USD/JPY: The dollar declined against the Japanese yen on Friday as fear the coronavirus outbreak will slam the global economy drove investors to snap up risk-adverse assets, overshadowing data highlighting a strong U.S. labor market.  The number of people infected with the new coronavirus across the world surpassed 100,000 on Friday as its economic toll intensified, with business districts beginning to empty and companies bracing for slower sales.A U.S. jobs report showed employers maintained a robust pace of hiring in February, driving solid wage growth and the unemployment rate to fall back to near a 50-year low of 3.5%.  Strong resistance can be seen at 106.33 (Daily high), an upside break can trigger rise towards 106.89 (5 DMA).On the downside, immediate support is seen at 104.96 (Daily low), a break below could take the pair towards 104.41  (Aug 24th 2019 low).

Equities Recap

European shares plummeted on Friday amid widespread fears of the coronavirus hampering business activity, with oil and gas stocks bearing the brunt of losses after steep declines in crude prices..
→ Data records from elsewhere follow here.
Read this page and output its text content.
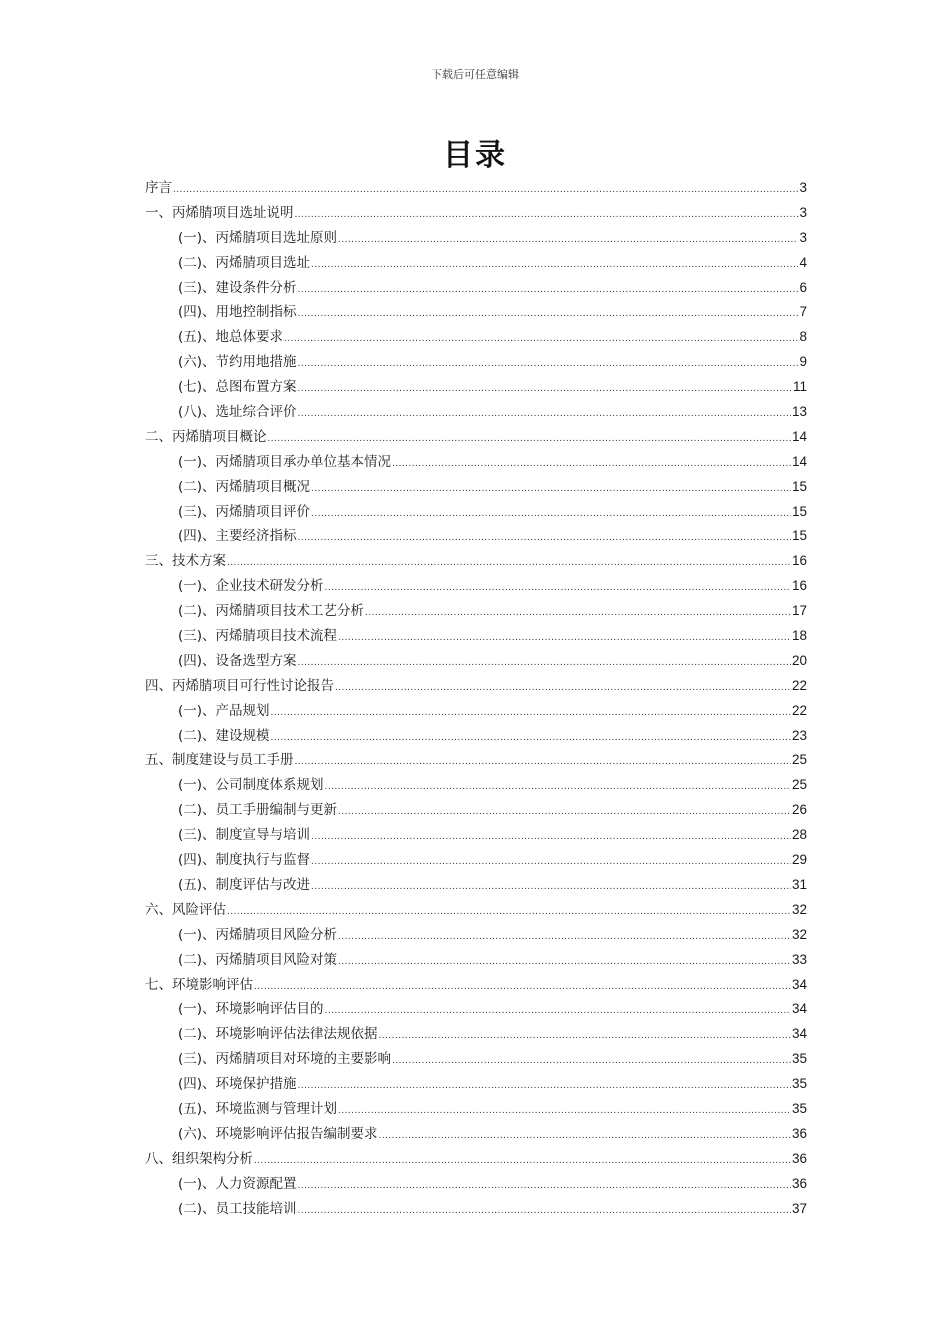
下载后可任意编辑
目录
序言 .....	3
一、丙烯腈项目选址说明 .....	3
(一)、丙烯腈项目选址原则 .....	3
(二)、丙烯腈项目选址 .....	4
(三)、建设条件分析 .....	6
(四)、用地控制指标 .....	7
(五)、地总体要求 .....	8
(六)、节约用地措施 .....	9
(七)、总图布置方案 .....	11
(八)、选址综合评价 .....	13
二、丙烯腈项目概论 .....	14
(一)、丙烯腈项目承办单位基本情况 .....	14
(二)、丙烯腈项目概况 .....	15
(三)、丙烯腈项目评价 .....	15
(四)、主要经济指标 .....	15
三、技术方案 .....	16
(一)、企业技术研发分析 .....	16
(二)、丙烯腈项目技术工艺分析 .....	17
(三)、丙烯腈项目技术流程 .....	18
(四)、设备选型方案 .....	20
四、丙烯腈项目可行性讨论报告 .....	22
(一)、产品规划 .....	22
(二)、建设规模 .....	23
五、制度建设与员工手册 .....	25
(一)、公司制度体系规划 .....	25
(二)、员工手册编制与更新 .....	26
(三)、制度宣导与培训 .....	28
(四)、制度执行与监督 .....	29
(五)、制度评估与改进 .....	31
六、风险评估 .....	32
(一)、丙烯腈项目风险分析 .....	32
(二)、丙烯腈项目风险对策 .....	33
七、环境影响评估 .....	34
(一)、环境影响评估目的 .....	34
(二)、环境影响评估法律法规依据 .....	34
(三)、丙烯腈项目对环境的主要影响 .....	35
(四)、环境保护措施 .....	35
(五)、环境监测与管理计划 .....	35
(六)、环境影响评估报告编制要求 .....	36
八、组织架构分析 .....	36
(一)、人力资源配置 .....	36
(二)、员工技能培训 .....	37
UK's benchmark FTSE 100 closed up by  1.13 percent, Germany's Dax ended down by 0.27 percent, France’s CAC finished the day up by 0.44 percent.                        

U.S. stocks bounced back from recent losses on Monday, as the focus turned to assurances of central bank stimulus to counter the economic fallout from the coronavirus outbreak.

Dow Jones closed down  by  0.98% percent, S&P 500 closed down by 1.71% percent, Nasdaq settled down  by 1.87%  percent.

Treasuries Recap

Yields on long-dated U.S. Treasury bonds fell to record lows on Friday as concern that the coronavirus outbreak will hammer the world economy sent investors fleeing to assets seen as safe havens in turbulent times.

The 10-year Treasury yield fell to a record low of 0.695% and was last down 16 basis points (bps) on the day.

The 30-year Treasury yield dropped more than 20 bps to a record low of 1.28%. It was on course for its biggest daily fall since late 2011 during the depths of the euro zone sovereign debt crisis.

Commodities Recap

Gold prices swung more than 1% on Friday, sliding from a seven-year high as investors sold the precious metal to cover margin calls as the rapid spread of the coronavirus hammered equity markets.

Spot gold was up 0.1% at $1,671.24 per ounce by 1:58 p.m. EST (1858 GMT). U.S. gold futures  settled 0.3% higher $1,672.40.

Oil prices tanked over 8% on Friday and hit their lowest since mid-2017 after Russia balked at OPEC’s proposed steep production cuts to stabilize prices as the coronavirus outbreak slows the global economy and hurts energy demand.

Brent futures fell $4.08, or 8.2%, to $45.91 a barrel by 12:22 p.m. EST (1722 GMT), while U.S. West Texas Intermediate crude fell $3.80, or 8.3%, to $42.10 per barrel.